11 II.2.2 Perkembangan Kognitif
Menurut teori Piaget (dalam Santrock, 2007) anak late childhood berada
pada tahap perkembangan concret operational dimana rentan umurnya antara 7-11 tahun. Pada tahap ini anak mampu berpikir logis mengenai kejadian-kejadian konkret, mampu memecahkan masalah-masalah konkret, memahami konsep percakapan, mengorganisasikan objek menjadi kelas-kelas hierarki (klasifikasi) dan menempatkan objek-objek dalam urutan teratur (serialisasi). Sarwono (2002) mengatakan bahwa anak pada tahap konkrit operational dianggap mampu berperilaku dalam kognisinya (menghitung, mengenali nama-nama kota, dan sebagainya) sehingga ia tidak perlu sungguh-sungguh berbuat sesuatu untuk memecahkan masalah. II.2.3 Perkembangan Psikososial Eric Erikson (dalam Santrock, 2008) mengatakan bahwa anak middle dan late childhood berada dalam tahap perkembangan industry versus inferiority. Pada tahap ini anak senang mencoba hal-hal baru terutama pengetahuan dan skills baru. Hal yang berbahaya pada tahap ini adalah apabila anak merasa tidak kompeten dan tidak produktif. Tahap perkembangan sosial (moral) pada anak late childhood menurut Kohlberg (dalam Sarwono, 2002) berada pada tahap egoisme instrumental dan imbalan. Anak berbuat baik untuk memperoleh keuntungan atau ganjaran yang menguntungkan dirinya sendiri.
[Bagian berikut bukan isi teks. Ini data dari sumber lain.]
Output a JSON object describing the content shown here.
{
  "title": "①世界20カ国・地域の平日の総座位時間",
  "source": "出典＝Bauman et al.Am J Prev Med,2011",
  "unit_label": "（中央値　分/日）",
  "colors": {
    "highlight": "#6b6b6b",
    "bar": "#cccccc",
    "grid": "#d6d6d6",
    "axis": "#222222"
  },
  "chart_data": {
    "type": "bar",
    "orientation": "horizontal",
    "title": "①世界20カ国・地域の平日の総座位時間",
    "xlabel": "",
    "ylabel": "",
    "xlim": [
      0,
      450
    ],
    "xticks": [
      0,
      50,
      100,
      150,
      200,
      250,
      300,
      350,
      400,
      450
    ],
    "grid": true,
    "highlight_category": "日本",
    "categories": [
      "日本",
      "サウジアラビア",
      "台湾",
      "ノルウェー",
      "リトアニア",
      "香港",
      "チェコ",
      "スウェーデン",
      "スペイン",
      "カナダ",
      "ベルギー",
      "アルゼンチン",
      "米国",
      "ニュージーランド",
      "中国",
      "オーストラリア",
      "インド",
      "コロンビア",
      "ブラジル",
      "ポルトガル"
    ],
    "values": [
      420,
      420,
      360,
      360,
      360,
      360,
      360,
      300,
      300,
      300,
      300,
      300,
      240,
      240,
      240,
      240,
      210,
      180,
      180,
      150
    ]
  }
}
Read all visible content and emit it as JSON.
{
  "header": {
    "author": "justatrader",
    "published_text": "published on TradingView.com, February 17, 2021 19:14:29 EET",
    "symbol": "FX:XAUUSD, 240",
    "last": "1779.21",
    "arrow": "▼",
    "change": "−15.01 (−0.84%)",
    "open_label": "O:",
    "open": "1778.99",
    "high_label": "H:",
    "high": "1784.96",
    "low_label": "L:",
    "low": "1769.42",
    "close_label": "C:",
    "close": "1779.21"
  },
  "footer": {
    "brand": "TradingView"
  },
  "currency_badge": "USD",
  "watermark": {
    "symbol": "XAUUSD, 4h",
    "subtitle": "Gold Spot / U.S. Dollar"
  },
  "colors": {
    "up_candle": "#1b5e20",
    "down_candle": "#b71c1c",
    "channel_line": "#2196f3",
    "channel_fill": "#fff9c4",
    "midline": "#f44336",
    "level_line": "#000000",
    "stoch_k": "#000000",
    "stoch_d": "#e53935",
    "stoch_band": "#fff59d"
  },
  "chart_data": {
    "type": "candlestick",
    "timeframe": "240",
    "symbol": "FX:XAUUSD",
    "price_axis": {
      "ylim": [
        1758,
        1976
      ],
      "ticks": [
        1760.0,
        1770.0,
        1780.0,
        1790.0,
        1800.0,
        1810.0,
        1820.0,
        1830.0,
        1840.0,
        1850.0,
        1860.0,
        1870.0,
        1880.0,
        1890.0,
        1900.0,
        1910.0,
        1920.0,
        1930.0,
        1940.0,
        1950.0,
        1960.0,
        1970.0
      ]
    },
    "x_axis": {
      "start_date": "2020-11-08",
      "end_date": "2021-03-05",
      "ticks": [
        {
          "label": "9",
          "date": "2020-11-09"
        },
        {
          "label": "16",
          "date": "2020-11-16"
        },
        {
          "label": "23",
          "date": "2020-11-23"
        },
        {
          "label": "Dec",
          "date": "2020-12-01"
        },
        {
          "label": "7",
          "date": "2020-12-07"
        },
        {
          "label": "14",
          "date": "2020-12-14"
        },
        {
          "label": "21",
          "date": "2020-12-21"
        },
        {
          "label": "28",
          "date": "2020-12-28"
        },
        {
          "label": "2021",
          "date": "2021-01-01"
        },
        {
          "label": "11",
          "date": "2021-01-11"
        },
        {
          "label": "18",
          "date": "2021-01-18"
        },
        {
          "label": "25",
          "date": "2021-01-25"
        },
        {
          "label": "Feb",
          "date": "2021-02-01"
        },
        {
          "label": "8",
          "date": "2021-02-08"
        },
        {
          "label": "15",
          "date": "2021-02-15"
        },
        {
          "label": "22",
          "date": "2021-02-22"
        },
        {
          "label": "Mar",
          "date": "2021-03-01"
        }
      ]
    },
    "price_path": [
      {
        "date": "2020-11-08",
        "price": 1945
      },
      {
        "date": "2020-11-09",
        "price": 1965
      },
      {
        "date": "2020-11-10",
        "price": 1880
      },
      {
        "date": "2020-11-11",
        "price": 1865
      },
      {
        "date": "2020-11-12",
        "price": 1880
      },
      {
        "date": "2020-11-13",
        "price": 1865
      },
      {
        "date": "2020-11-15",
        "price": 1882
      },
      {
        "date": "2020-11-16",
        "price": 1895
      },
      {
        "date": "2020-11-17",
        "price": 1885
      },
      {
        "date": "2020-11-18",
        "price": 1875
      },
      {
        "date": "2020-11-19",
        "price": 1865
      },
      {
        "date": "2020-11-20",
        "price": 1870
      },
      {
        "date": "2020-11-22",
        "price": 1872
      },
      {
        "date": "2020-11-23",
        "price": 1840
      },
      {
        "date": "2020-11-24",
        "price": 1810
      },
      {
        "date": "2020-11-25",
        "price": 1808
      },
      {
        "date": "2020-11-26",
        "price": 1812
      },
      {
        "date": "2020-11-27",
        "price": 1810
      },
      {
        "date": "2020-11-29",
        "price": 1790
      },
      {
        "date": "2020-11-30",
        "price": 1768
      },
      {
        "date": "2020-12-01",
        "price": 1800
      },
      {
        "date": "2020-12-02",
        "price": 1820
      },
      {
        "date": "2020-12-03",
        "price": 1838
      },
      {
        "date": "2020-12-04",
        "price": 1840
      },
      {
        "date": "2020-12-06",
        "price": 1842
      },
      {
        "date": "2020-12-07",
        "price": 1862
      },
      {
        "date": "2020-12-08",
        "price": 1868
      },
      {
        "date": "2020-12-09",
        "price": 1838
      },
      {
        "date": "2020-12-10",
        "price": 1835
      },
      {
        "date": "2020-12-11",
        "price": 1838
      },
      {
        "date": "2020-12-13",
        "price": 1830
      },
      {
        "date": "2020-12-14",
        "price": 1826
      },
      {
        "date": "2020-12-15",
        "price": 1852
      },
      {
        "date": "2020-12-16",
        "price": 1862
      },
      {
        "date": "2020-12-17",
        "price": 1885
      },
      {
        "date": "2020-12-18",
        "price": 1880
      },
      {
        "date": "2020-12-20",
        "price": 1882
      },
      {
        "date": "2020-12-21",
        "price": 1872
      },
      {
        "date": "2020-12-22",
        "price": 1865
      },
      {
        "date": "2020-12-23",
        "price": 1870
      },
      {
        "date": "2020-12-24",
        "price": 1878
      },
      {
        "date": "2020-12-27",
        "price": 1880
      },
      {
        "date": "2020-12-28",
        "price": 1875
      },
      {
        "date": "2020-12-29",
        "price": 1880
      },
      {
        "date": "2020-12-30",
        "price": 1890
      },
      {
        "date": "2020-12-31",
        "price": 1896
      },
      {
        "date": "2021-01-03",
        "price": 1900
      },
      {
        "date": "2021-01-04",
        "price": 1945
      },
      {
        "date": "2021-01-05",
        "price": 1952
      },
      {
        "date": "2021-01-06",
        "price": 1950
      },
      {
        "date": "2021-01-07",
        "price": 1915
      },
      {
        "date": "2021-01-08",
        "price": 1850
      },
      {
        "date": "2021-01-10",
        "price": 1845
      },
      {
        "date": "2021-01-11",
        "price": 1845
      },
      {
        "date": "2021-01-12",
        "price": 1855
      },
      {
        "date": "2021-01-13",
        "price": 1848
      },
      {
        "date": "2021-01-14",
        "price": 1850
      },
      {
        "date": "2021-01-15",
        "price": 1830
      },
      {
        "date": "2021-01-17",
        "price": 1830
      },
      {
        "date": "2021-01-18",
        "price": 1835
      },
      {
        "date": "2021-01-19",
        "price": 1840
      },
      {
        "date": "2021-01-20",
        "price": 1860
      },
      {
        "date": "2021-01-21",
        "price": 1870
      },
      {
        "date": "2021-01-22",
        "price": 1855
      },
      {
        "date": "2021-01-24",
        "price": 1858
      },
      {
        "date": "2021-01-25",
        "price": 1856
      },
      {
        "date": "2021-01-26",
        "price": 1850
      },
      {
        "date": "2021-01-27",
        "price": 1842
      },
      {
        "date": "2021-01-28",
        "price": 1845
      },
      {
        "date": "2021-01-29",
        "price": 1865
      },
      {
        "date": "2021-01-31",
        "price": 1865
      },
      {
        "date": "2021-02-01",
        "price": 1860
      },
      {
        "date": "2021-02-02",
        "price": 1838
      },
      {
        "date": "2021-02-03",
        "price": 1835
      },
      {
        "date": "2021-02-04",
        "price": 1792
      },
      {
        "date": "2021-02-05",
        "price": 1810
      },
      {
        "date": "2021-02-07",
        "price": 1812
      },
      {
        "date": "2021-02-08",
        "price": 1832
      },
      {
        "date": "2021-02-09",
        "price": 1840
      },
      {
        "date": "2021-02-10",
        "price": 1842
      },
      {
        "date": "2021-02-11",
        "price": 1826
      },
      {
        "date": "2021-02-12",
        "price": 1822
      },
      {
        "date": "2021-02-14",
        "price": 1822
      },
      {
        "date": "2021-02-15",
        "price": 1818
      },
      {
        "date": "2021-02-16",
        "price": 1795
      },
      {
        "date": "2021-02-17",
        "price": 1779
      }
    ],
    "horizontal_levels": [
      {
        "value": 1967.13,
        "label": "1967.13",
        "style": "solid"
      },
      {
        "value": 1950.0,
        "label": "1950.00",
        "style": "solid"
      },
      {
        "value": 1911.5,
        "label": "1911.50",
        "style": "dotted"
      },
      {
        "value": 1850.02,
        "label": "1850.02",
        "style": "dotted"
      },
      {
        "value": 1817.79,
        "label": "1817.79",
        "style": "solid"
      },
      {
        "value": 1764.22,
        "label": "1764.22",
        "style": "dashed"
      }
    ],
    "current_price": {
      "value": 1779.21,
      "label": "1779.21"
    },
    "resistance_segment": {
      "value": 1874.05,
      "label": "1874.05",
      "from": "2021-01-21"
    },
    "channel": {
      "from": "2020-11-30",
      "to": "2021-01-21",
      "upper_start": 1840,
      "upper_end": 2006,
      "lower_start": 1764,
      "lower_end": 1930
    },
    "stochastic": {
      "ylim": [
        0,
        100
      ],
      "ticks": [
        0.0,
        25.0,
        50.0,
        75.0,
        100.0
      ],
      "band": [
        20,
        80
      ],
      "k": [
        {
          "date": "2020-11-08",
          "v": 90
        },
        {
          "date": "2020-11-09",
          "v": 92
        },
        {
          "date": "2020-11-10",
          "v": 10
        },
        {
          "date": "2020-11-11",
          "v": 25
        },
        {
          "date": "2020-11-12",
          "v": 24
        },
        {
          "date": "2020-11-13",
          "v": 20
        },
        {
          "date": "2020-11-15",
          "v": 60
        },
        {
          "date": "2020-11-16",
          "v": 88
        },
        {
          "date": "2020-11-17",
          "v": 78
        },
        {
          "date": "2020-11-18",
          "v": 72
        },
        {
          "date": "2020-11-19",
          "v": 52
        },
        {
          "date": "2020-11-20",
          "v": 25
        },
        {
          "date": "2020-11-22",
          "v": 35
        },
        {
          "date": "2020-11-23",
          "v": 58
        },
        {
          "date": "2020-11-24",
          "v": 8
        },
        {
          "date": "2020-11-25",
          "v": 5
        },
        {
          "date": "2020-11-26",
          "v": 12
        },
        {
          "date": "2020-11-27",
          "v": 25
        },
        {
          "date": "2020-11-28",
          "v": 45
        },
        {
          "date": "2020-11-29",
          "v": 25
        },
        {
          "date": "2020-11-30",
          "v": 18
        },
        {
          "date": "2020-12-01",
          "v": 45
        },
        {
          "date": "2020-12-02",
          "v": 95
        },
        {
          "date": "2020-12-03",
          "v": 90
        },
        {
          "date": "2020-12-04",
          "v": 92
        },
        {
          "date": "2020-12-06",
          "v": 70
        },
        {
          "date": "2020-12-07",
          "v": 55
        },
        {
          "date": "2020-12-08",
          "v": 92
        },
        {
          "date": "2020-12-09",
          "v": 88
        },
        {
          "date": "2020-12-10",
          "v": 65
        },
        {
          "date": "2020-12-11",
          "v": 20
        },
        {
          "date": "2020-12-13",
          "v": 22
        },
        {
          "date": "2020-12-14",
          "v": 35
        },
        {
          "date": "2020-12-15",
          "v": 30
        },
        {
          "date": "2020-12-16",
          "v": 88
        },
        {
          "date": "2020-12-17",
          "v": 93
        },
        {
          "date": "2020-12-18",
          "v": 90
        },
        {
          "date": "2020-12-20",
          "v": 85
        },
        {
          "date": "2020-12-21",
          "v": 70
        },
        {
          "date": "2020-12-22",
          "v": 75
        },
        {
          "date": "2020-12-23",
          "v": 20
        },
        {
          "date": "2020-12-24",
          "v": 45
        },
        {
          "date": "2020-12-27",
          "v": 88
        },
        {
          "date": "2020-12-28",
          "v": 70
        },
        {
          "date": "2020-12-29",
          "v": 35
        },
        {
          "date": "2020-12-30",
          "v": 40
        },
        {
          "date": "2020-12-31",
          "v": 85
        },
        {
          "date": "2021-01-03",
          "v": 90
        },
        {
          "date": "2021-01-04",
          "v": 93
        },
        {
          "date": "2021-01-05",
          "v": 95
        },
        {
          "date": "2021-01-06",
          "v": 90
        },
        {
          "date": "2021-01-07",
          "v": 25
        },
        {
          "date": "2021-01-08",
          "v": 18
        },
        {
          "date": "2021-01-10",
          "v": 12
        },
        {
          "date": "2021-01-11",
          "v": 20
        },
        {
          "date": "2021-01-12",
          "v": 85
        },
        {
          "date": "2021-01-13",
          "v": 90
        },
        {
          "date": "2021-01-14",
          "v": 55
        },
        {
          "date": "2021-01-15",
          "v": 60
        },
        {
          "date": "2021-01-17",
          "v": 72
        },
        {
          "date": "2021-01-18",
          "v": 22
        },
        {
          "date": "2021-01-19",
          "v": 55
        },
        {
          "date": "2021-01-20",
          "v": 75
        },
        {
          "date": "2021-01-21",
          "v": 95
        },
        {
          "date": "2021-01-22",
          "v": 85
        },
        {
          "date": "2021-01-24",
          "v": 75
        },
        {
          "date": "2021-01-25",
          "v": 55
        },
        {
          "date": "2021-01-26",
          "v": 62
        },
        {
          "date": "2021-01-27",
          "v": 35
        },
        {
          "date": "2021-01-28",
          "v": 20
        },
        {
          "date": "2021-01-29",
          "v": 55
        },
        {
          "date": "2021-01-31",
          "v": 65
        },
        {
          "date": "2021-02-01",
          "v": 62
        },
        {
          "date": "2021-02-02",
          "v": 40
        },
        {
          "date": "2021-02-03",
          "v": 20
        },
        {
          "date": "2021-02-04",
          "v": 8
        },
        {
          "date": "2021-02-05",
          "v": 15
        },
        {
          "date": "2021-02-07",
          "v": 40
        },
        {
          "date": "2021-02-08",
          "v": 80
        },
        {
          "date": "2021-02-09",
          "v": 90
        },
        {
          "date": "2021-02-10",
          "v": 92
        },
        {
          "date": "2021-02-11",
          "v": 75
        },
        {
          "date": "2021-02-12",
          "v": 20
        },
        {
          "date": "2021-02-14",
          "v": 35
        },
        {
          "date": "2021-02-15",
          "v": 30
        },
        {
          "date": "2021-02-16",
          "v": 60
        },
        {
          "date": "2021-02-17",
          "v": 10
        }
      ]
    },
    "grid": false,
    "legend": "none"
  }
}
12 II.3 Faktor Pendorong II.3.1 Motif Sarlito Wirawan Sarwono (dalam Kristanti, 2005) mengatakan bahwa motif dalam psikologi berarti rangsangan, dorongan, atau pembangkit tenaga bagi terjadinya suatu tingkah laku. Sherif & Sherif (dalam Sarwono, 2002) mendefinisikan motif sebagai istilah generik yang meliputi semua faktor internal yang mengarah ke berbagai jenis perilaku yang bertujuan, semua pengaruh internal seperti kebutuhan (needs) yang berasal dari fungsi-fungsi organisme, dorongan dan keinginan, aspirasi, dan selera sosial yang bersumber dari fungsi-fungsi tersebut. Ada 2 jenis motif berdasarkan asalnya, yaitu: 1. Motif biogenik. Motif ini berasal dari proses fisiologik dalam tubuh yang dasarnya adalah mempertahankan ekuilibrium (keseimbangan) dalam tubuh sampai batasbatas tertentu. Proses ini disebut “homeostasis”. 2. Motif sosiogenik. Motif ini timbul karena perkembangan individu dalam tatanan sosialnya dan terbentuk karena hubungan antar-pribadi, hubungan antar-kelompok atau nilai-nilai sosial, dan pranata-pranata. Motif sosiogenik bermula dari motif biogenik. Melalui proses belajarnya individu memilih mana yang disukai dan mana yang dihindarinya sesuai dengan pengalaman yang menyenangkan dan tidak menyenangkan. Ego inilah yang menetapkan
13 motif sosiogenik. Jadi motif sosiogenik sangat tergantung pada proses belajar. Chaplin (2006) mendefinisikan motif sebagai suatu keadaan ketegangan di dalam individu, yang membangkitkan, memelihara, dan mengarahkan tingkah laku menuju pada satu tujuan atau sasaran.